Aspero Medical receives $225K for development of endoscopic balloon tube

Thursday August 20, 2020 0 comments Tags: Boulder, Aspero Medical, Mark Rentschler, Mike Freeman, Innosphere Ventures, National Science Foundation

BOULDER -- Aspero Medical, a medical device startup focused on developing solutions and applications for the field of gastroenterology, has received a $225,000 grant from the National Science Foundation (NSF) for the purpose of developing an advanced intraoperative endoscopic balloon overtube to use in gastrointestinal (GI) and endoscopy procedures.aspero-medical-logo 

Aspero Medical is a spinoff of the University of Colorado Boulder and a graduate company of Innosphere Ventures' commercialization program.

The NSF grant funds will be used to further develop Aspero Medical’s C-Tube product line that incorporates their proprietary Pillar micro-texture technology, the company said.

“This investment will allow us to finalize an entirely new balloon and overtube design that will enable consistent and complete colonoscopy procedures,” said Dr. Mark Rentschler, Aspero Medical CEO.

“We are extremely grateful to have received this grant from the National Science Foundation.”
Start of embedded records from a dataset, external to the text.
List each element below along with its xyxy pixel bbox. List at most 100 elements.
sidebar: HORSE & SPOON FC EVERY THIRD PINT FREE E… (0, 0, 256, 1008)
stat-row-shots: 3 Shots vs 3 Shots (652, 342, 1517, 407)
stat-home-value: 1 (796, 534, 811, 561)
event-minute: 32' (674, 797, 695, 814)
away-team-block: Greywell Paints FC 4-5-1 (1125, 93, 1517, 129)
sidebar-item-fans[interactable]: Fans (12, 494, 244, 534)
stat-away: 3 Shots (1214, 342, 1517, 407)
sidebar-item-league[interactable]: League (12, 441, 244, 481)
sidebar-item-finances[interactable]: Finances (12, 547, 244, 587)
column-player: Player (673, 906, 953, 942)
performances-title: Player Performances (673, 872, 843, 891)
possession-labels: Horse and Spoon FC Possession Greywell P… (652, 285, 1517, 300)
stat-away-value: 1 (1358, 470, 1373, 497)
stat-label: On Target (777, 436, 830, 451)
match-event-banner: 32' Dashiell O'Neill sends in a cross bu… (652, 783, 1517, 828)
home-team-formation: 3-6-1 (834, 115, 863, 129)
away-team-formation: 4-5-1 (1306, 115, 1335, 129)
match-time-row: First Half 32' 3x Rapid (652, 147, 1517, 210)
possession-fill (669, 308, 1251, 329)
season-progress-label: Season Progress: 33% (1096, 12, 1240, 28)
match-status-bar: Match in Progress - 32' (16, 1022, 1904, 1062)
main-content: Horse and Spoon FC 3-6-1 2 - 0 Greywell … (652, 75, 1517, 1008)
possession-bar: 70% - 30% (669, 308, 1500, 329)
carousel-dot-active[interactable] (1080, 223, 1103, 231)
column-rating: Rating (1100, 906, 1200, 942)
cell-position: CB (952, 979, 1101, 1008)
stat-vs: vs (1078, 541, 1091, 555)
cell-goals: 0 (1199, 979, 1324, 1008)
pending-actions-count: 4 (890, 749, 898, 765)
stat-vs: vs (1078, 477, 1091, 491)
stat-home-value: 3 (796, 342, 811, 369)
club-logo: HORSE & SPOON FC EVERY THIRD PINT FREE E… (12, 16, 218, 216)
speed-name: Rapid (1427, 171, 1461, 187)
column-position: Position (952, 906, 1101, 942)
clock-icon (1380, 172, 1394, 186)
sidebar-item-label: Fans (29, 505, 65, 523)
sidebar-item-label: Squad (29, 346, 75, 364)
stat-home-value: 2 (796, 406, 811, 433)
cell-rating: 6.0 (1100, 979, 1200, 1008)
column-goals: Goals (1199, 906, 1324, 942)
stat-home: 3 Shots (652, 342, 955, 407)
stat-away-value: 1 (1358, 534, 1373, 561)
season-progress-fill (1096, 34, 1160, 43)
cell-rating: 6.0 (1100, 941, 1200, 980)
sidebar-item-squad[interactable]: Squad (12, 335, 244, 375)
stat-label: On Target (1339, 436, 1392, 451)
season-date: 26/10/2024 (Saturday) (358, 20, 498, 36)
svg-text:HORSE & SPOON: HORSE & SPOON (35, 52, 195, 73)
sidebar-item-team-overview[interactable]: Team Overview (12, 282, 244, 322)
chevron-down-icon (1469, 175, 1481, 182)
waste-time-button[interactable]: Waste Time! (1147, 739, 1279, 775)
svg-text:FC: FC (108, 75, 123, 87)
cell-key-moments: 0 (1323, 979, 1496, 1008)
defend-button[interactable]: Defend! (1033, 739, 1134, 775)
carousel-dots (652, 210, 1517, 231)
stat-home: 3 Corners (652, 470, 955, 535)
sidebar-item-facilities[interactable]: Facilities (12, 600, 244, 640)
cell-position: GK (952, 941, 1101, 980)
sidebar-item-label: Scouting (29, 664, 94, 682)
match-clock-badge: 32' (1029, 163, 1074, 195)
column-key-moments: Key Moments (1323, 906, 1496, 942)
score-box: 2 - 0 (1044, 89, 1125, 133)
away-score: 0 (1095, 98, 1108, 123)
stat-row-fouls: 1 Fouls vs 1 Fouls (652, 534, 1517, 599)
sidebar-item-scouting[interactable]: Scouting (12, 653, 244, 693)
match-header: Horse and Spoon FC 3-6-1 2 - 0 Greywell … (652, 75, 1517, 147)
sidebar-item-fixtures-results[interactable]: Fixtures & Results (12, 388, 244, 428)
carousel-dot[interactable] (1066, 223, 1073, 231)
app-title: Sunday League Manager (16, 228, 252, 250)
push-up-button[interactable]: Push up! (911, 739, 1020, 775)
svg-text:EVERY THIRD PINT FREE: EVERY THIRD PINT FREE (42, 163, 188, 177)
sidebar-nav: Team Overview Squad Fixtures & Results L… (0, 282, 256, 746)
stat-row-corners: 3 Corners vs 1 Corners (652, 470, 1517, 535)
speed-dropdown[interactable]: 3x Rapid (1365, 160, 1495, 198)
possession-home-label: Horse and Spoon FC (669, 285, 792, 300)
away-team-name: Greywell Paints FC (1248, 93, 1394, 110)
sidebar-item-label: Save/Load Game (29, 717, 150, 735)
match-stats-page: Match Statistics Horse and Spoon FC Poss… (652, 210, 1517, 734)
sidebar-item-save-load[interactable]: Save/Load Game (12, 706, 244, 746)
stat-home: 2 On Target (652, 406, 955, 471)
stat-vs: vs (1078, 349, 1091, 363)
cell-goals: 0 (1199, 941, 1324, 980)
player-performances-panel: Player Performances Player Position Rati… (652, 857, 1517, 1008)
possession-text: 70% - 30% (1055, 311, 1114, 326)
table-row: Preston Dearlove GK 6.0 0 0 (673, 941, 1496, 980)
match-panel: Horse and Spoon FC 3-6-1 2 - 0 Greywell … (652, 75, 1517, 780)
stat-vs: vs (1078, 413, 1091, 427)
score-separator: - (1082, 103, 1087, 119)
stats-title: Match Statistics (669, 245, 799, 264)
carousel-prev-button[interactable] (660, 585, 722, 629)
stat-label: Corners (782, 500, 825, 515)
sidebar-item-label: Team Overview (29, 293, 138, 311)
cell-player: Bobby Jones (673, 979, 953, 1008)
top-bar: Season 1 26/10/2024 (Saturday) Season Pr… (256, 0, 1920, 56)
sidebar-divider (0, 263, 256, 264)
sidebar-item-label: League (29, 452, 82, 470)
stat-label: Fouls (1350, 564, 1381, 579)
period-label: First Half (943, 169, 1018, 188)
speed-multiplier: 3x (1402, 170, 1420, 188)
Balloon endoscopy has become the standard of care in the drive to diagnose and treat small bowel disease. However, the current balloons used in these procedures are smooth and round making them prone to slippage.

These ineffective balloons result in an estimated $100 million in increased annual costs for healthcare providers and patients. Every year in the U.S., over 51.5 million gastrointestinal endoscopies are performed. 

The project will be led by principal investigator Mark Rentschler and supported through Prospect Life Sciences. Rentschler is CEO for Aspero Medical and professor of Mechanical Engineering at the University of Colorado Boulder.

“NSF is proud to support the technology of the future by thinking beyond incremental developments and funding the most creative, impactful ideas across all markets and areas of science and engineering,” said Andrea Belz, director of the Division of Industrial Innovation and Partnerships at NSF.

“With the support of our research funds, any deep technology startup or small business can guide basic science into meaningful solutions that address tremendous needs.”

“The National Science Foundation grant combined with previous investment from Innosphere Ventures and the State of Colorado OEDIT Advanced Industries grant program will enable the next stage of development for this novel technology,” said James Willett, senior strategic advisor and Aspero Medical board member.

“We look forward to carrying this project to full commercialization and expanding the options currently available for endoscopic gastrointestinal procedures.”

“There are significant limitations with current technology used in gastrointestinal endoscopy procedures, but Aspero has developed an alternative that will potentially improve performance of certain procedures, save time for practitioners and patients, and improve patient outcomes,” said Mike Freeman, Innosphere Ventures general partner.

“Innosphere has worked with impressive university faculty over the years, and we found Mark Rentschler to be an outstanding CU professor and researcher who understands what’s required to transfer and commercialize technology from the university setting.”